Investigation opened on the RATP, accused of exposure to asbestos by a worker

A worker from the RATP accuses having exposed him to asbestos without protection for twenty years. Since October, a Parisian investigating judge has been investigating the RATP, and its subcontractor ERI, on this subject. Pascal (first name changed), 39 years old, employee of ERI since 2001, obtained after a complaint with civil action the opening of a judicial investigation targeting his employer and the company giving the order, in particular for “implementing danger to others”.

Contacted on these accusations by AFP, François Lhoutellier, president of ERI, replied that his group “has always respected the provisions of the Labor Code”. The RATP told AFP that it was “not aware at this stage of the opening of a judicial investigation against it”, and mentioned work “in accordance with the regulations concerning the prevention of asbestos risk”.
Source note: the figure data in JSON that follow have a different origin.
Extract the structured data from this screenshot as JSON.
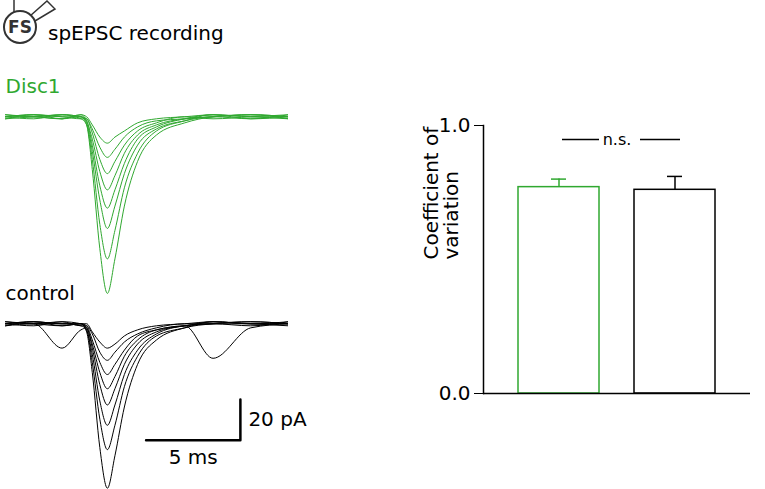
{
  "diagram": {
    "cell_label": "FS",
    "title": "spEPSC recording"
  },
  "chart_data": [
    {
      "type": "line",
      "tick_labels": false,
      "x": [
        0,
        1.5,
        3,
        4,
        4.3,
        4.6,
        5,
        5.4,
        5.8,
        6.3,
        7,
        8,
        9.5,
        11,
        13,
        15
      ],
      "series": [
        {
          "name": "Disc1",
          "color": "#30a830",
          "traces": [
            [
              0,
              1,
              -1,
              0,
              -4,
              -26,
              -65,
              -87,
              -70,
              -44,
              -22,
              -9,
              -3,
              0,
              1,
              0
            ],
            [
              1,
              0,
              1,
              -1,
              -4,
              -21,
              -53,
              -70,
              -56,
              -35,
              -18,
              -7,
              -2,
              1,
              0,
              -1
            ],
            [
              -1,
              1,
              0,
              0,
              -3,
              -17,
              -41,
              -55,
              -44,
              -28,
              -14,
              -6,
              -2,
              0,
              -1,
              1
            ],
            [
              0,
              -1,
              1,
              0,
              -2,
              -14,
              -34,
              -45,
              -36,
              -23,
              -11,
              -5,
              -1,
              1,
              0,
              0
            ],
            [
              1,
              0,
              -1,
              1,
              -2,
              -11,
              -27,
              -36,
              -29,
              -18,
              -9,
              -4,
              -1,
              0,
              1,
              -1
            ],
            [
              0,
              1,
              0,
              -1,
              -1,
              -8,
              -21,
              -28,
              -22,
              -14,
              -7,
              -3,
              0,
              -1,
              0,
              1
            ],
            [
              -1,
              0,
              1,
              0,
              -1,
              -6,
              -15,
              -20,
              -16,
              -10,
              -5,
              -2,
              -1,
              0,
              1,
              0
            ],
            [
              0,
              0,
              -1,
              1,
              0,
              -4,
              -10,
              -13,
              -10,
              -7,
              -3,
              -1,
              0,
              1,
              -1,
              0
            ]
          ]
        },
        {
          "name": "control",
          "color": "#000000",
          "traces": [
            [
              0,
              1,
              -1,
              0,
              -4,
              -24,
              -61,
              -81,
              -65,
              -41,
              -20,
              -8,
              -2,
              0,
              1,
              0
            ],
            [
              1,
              0,
              0,
              -1,
              -3,
              -19,
              -47,
              -62,
              -50,
              -31,
              -16,
              -6,
              -2,
              1,
              0,
              -1
            ],
            [
              0,
              -1,
              1,
              0,
              -3,
              -15,
              -38,
              -50,
              -40,
              -25,
              -13,
              -5,
              -1,
              0,
              1,
              0
            ],
            [
              -1,
              0,
              -12,
              -3,
              -2,
              -12,
              -30,
              -40,
              -32,
              -20,
              -10,
              -4,
              -1,
              0,
              0,
              1
            ],
            [
              0,
              1,
              0,
              0,
              -2,
              -10,
              -24,
              -32,
              -26,
              -16,
              -8,
              -3,
              -1,
              1,
              0,
              0
            ],
            [
              1,
              0,
              -1,
              0,
              -1,
              -8,
              -19,
              -25,
              -20,
              -13,
              -6,
              -3,
              -1,
              -17,
              -2,
              0
            ],
            [
              0,
              0,
              1,
              -1,
              -1,
              -5,
              -14,
              -18,
              -14,
              -9,
              -5,
              -2,
              0,
              0,
              -1,
              1
            ],
            [
              -1,
              1,
              0,
              0,
              0,
              -4,
              -9,
              -12,
              -10,
              -6,
              -3,
              -1,
              0,
              1,
              0,
              0
            ]
          ]
        }
      ],
      "scale_bar": {
        "x": 5,
        "x_label": "5 ms",
        "y": 20,
        "y_label": "20 pA"
      }
    },
    {
      "type": "bar",
      "categories": [
        null,
        null
      ],
      "values": [
        0.77,
        0.76
      ],
      "errors": [
        0.03,
        0.05
      ],
      "colors": [
        "#30a830",
        "#000000"
      ],
      "y_label": "Coefficient of variation",
      "ylim": [
        0,
        1
      ],
      "yticks": [
        0,
        1
      ],
      "annotations": [
        {
          "text": "n.s.",
          "between": [
            0,
            1
          ]
        }
      ]
    }
  ]
}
Asbestos, a ticking time bomb

In an interview with AFP at the beginning of February, Pascal assured that he had worked for twenty years on the repair of the electrical network of the emblematic stations of the Parisian network, more or less without respiratory protective equipment, and without having been informed before 2015 of the presence asbestos in electrical networks. An anxiodepressive syndrome has since been diagnosed to the one who worries about him and his family.

If he has not developed an asbestos-related disease at this stage, he knows that this insulating fiber banned in France in 1997 is a time bomb, causing years or decades after exposure diseases such as cancer of the lung or pleura. According to him, some of his colleagues “are not well. They are afraid. They know “. His lawyer, Me Leila Messaoudi, accuses the RATP and ERI of not having “respected the asbestos protocols”, which provide for “extremely precise obligations”.

Subcontractors, “big forgotten”

A first hearing on the prud’hommes side is scheduled for Friday afternoon in Créteil. Pascal is asking for the judicial termination of his contract and compensation for his damage. The presence of asbestos in the trains or the rights-of-way of the management resurfaces regularly, and the RATP has already been condemned, for example in 2002, for “inexcusable fault” for having exposed employees, without protection, to asbestos dust.

Me Messaoudi, she is sorry: the subcontractors “do not have access to the intranet base” of information on asbestos deployed by the RATP “and do not have the protection” for their health provided for by an agreement union signed in 2006 by the board. For her, these are the “great forgotten ones”.